To more accurately describe glucocorticoid sensitivity in patients with premature adrenarche and polycystic ovary syndrome, a team of endocrinologists from institutions across the US designed the current study to test their hypothesis that glucocorticoid sensitivity plays a role in the development in both the aforementioned diseases by increasing androgen synthesis. With the aim of testing their hypothesis that glucocorticoid sensitivity was altered in groups of premature adrenarche and polycystic ovary syndrome patients, investigators designed their study to compare glucocorticoid sensitivity in patients with either condition using A fluorescein labeled-dexamethasone (F-DEX)-mononuclear cell-binding assay.
In total, 14 patients with premature adrenarche and 27 patients with polycystic ovary syndrome were identified for inclusion in the study.
Of the 14 with premature adrenarche, 10 were girls and 4 were boys—the mean age of this group was 6.9±0.6 years. For inclusion in this group, findings of elevated dehydroepiandrosterone (DHEA) or dehydroepiandrosterone sulfate (DHEAS) and/or 17-hydroxypregnenolone levels before the age of 8 years with presence of body odor, axillary hair and/or pubic hair development. Exclusion criteria included precocious puberty, non-classical congenital adrenal hyperplasia (CAH), and exogenous hormonal exposure.
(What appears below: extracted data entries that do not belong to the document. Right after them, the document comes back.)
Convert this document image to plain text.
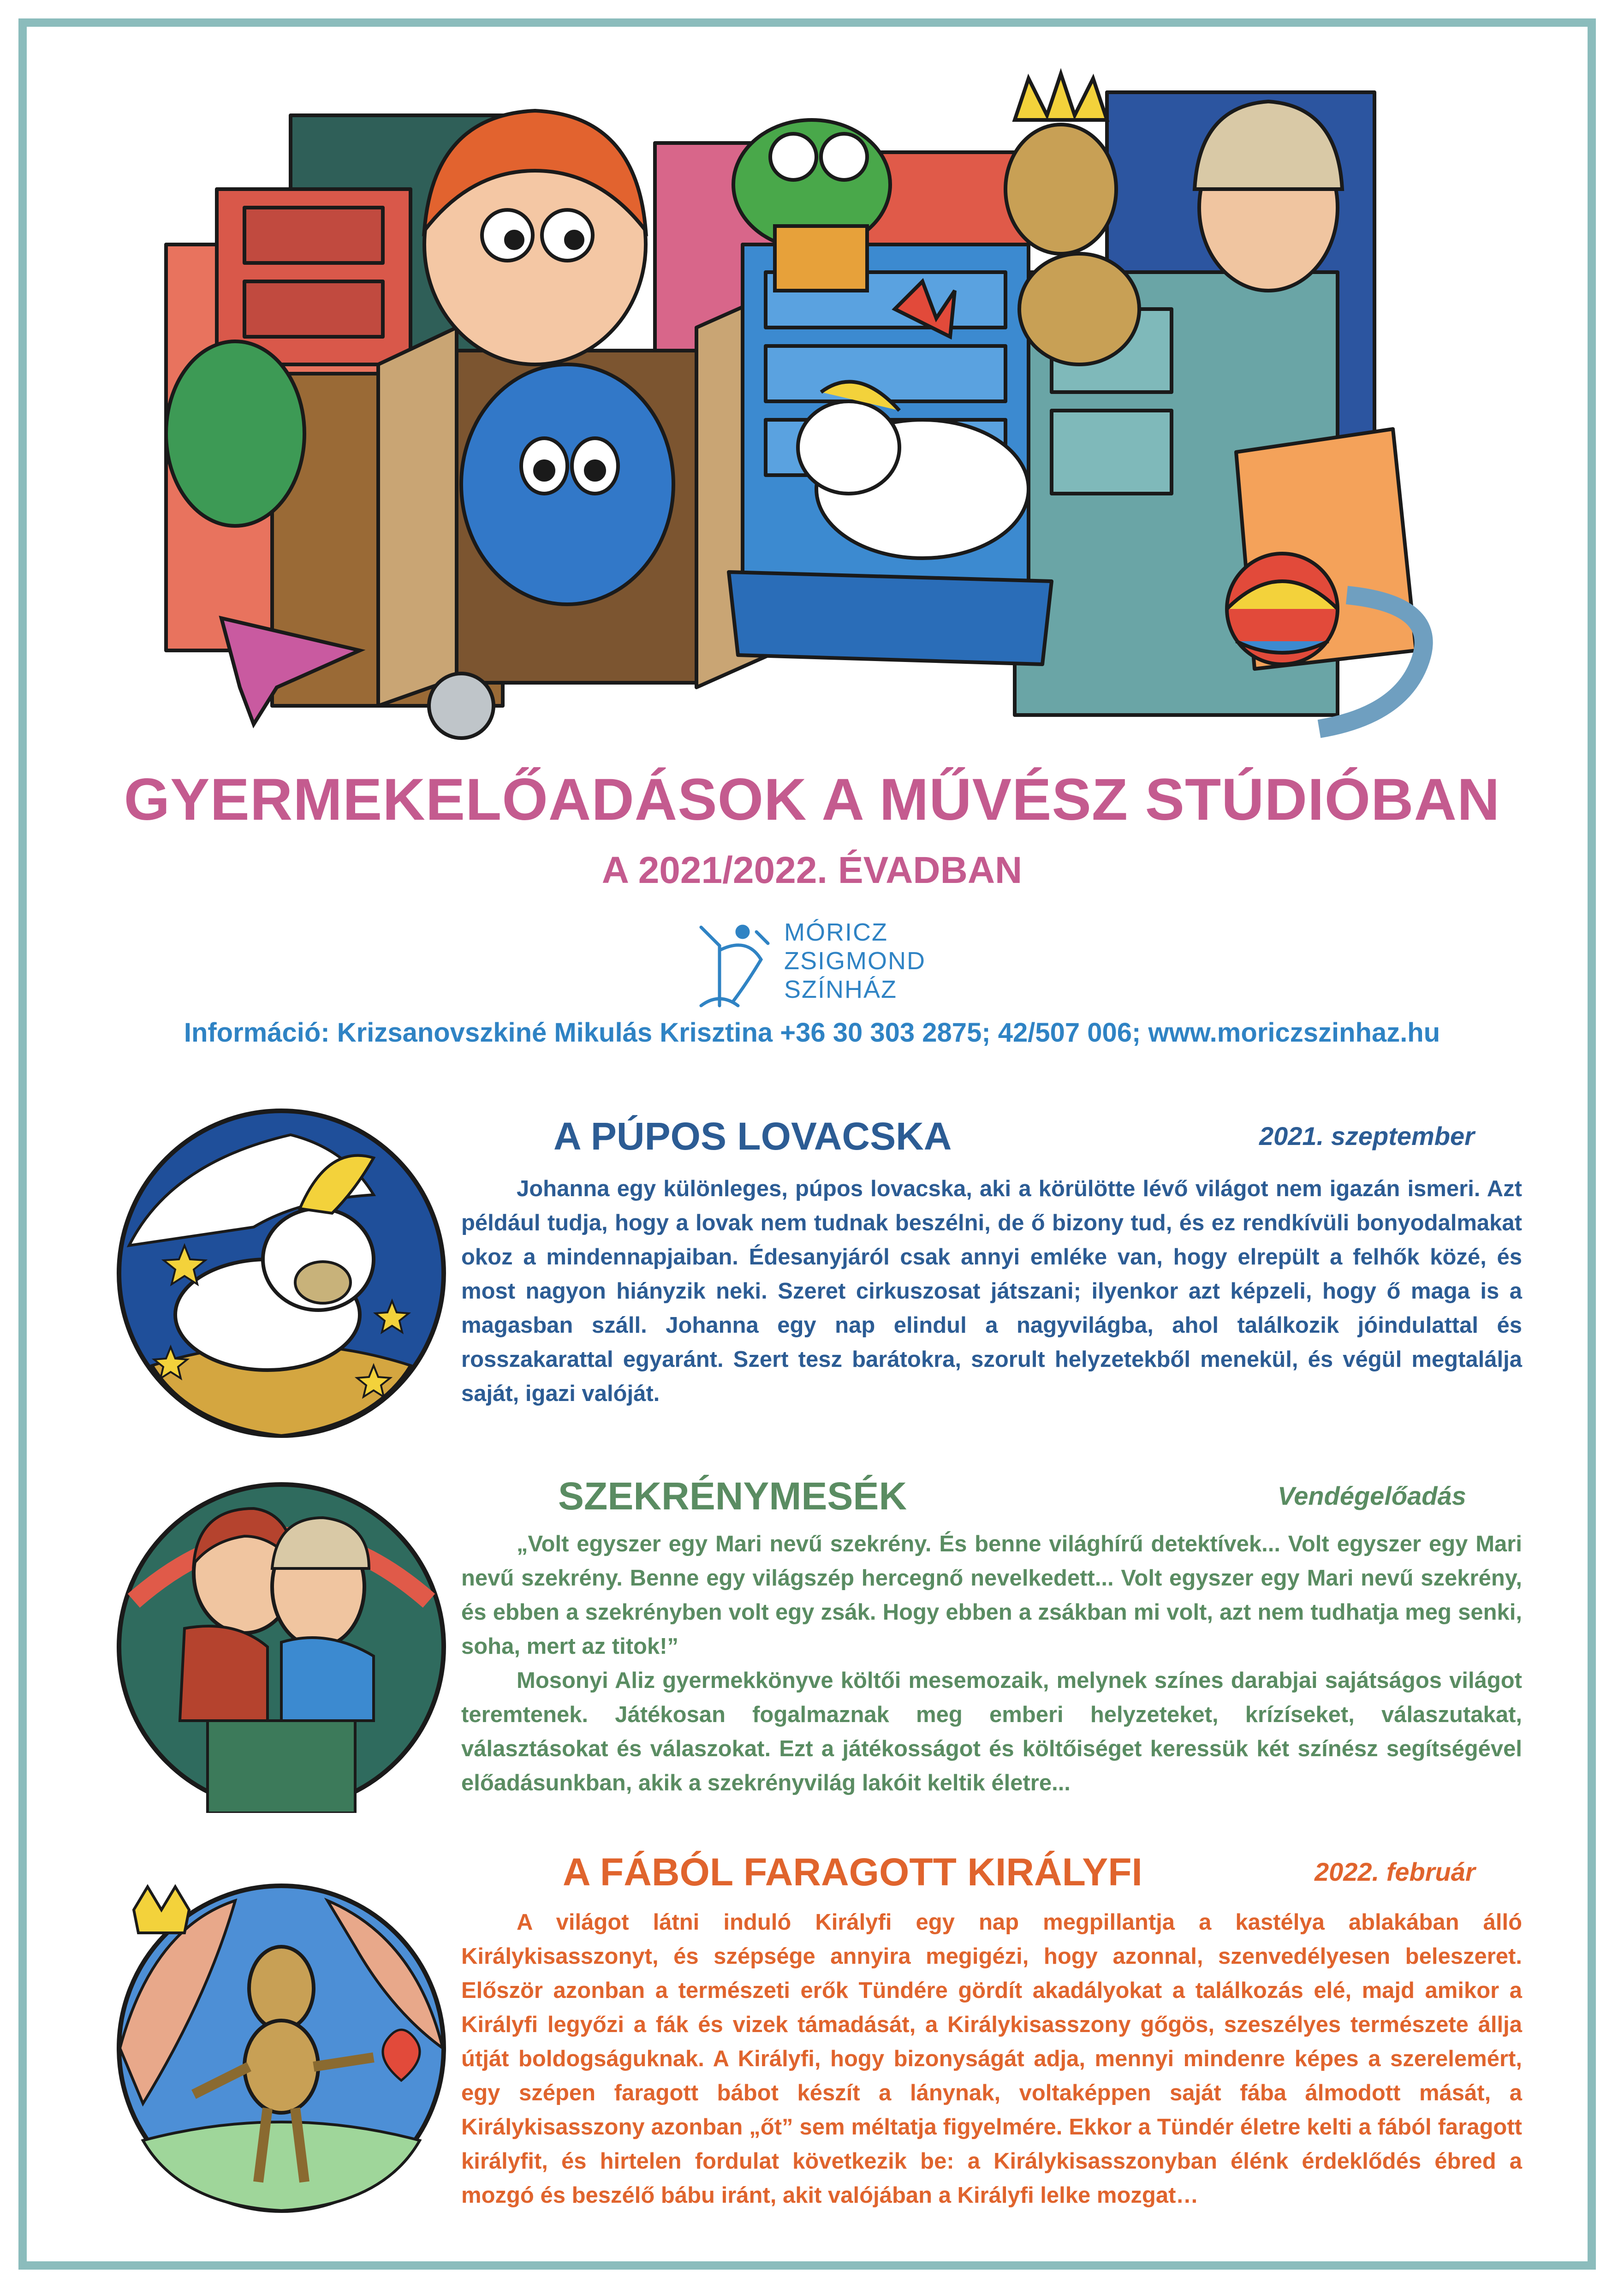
GYERMEKELŐADÁSOK A MŰVÉSZ STÚDIÓBAN
A 2021/2022. ÉVADBAN
MÓRICZ
ZSIGMOND
SZÍNHÁZ
Információ: Krizsanovszkiné Mikulás Krisztina +36 30 303 2875; 42/507 006; www.moriczszinhaz.hu
A PÚPOS LOVACSKA	2021. szeptember

Johanna egy különleges, púpos lovacska, aki a körülötte lévő világot nem igazán ismeri. Azt például tudja, hogy a lovak nem tudnak beszélni, de ő bizony tud, és ez rendkívüli bonyodalmakat okoz a mindennapjaiban. Édesanyjáról csak annyi emléke van, hogy elrepült a felhők közé, és most nagyon hiányzik neki. Szeret cirkuszosat játszani; ilyenkor azt képzeli, hogy ő maga is a magasban száll. Johanna egy nap elindul a nagyvilágba, ahol találkozik jóindulattal és rosszakarattal egyaránt. Szert tesz barátokra, szorult helyzetekből menekül, és végül megtalálja saját, igazi valóját.

SZEKRÉNYMESÉK	Vendégelőadás

„Volt egyszer egy Mari nevű szekrény. És benne világhírű detektívek... Volt egyszer egy Mari nevű szekrény. Benne egy világszép hercegnő nevelkedett... Volt egyszer egy Mari nevű szekrény, és ebben a szekrényben volt egy zsák. Hogy ebben a zsákban mi volt, azt nem tudhatja meg senki, soha, mert az titok!”

Mosonyi Aliz gyermekkönyve költői mesemozaik, melynek színes darabjai sajátságos világot teremtenek. Játékosan fogalmaznak meg emberi helyzeteket, krízíseket, válaszutakat, választásokat és válaszokat. Ezt a játékosságot és költőiséget keressük két színész segítségével előadásunkban, akik a szekrényvilág lakóit keltik életre...

A FÁBÓL FARAGOTT KIRÁLYFI	2022. február

A világot látni induló Királyfi egy nap megpillantja a kastélya ablakában álló Királykisasszonyt, és szépsége annyira megigézi, hogy azonnal, szenvedélyesen beleszeret. Először azonban a természeti erők Tündére gördít akadályokat a találkozás elé, majd amikor a Királyfi legyőzi a fák és vizek támadását, a Királykisasszony gőgös, szeszélyes természete állja útját boldogságuknak. A Királyfi, hogy bizonyságát adja, mennyi mindenre képes a szerelemért, egy szépen faragott bábot készít a lánynak, voltaképpen saját fába álmodott mását, a Királykisasszony azonban „őt” sem méltatja figyelmére. Ekkor a Tündér életre kelti a fából faragott királyfit, és hirtelen fordulat következik be: a Királykisasszonyban élénk érdeklődés ébred a mozgó és beszélő bábu iránt, akit valójában a Királyfi lelke mozgat…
Of the 27 with polycystic ovary syndrome, the mean age was 17±2.5 years and polycystic ovary syndrome was defined using National Institutes of Health criteria. Inclusion criteria for this group included irregular periods with clinical signs of clinical hyperandrogenism including acne, hirsutism, and/or male pattern alopecia. Exclusion criteria included non-classical CAH and exogenous hormone exposure. Of note, investigators pointed out all patients included in this group had elevated testosterone levels.
For the purpose of the analysis, investigators created a glucocorticoid sensitivity index, which was calculated as the area under the cube of the F-DEX assay results. Patients were considered glucocorticoid resistant if their glucocorticoid sensitivity index was 264 or less and patients were considered glucocorticoid sensitive if the glucocorticoid sensitivity index was at 386 or greater.
Among patients with premature adrenarche, 8 of 14 patients were classified as glucocorticoid resistant (179.7±39.9), 4 were classified within the normal range of glucocorticoid sensitivity index (299.6±27.9), and 2 were classified as having glucocorticoid sensitivity (423.5±47.9).
Among patients with polycystic ovary syndrome, 18 of 27 patients were classified as glucocorticoid resistant (180.9±58.2), 8 were classified as within normal range (310±26.4), and 1 was classified as having an increased glucocorticoid sensitivity (395.4).
Additionally, among those with polycystic ovary syndrome classified as glucocorticoid resistant, cortisol levels were higher compared to polycystic ovary syndrome with normal glucocorticoid sensitivity index. Investigators also pointed out glucocorticoid sensitivity index correlated negatively with cortisol and testosterone in patients with polycystic ovary syndrome considered glucocorticoid resistant (P <.05).
This study, “Glucocorticoid Resistance in Premature Adrenarche and PCOS: From childhood to adulthood,” was published in the Journal of the Endocrine Society.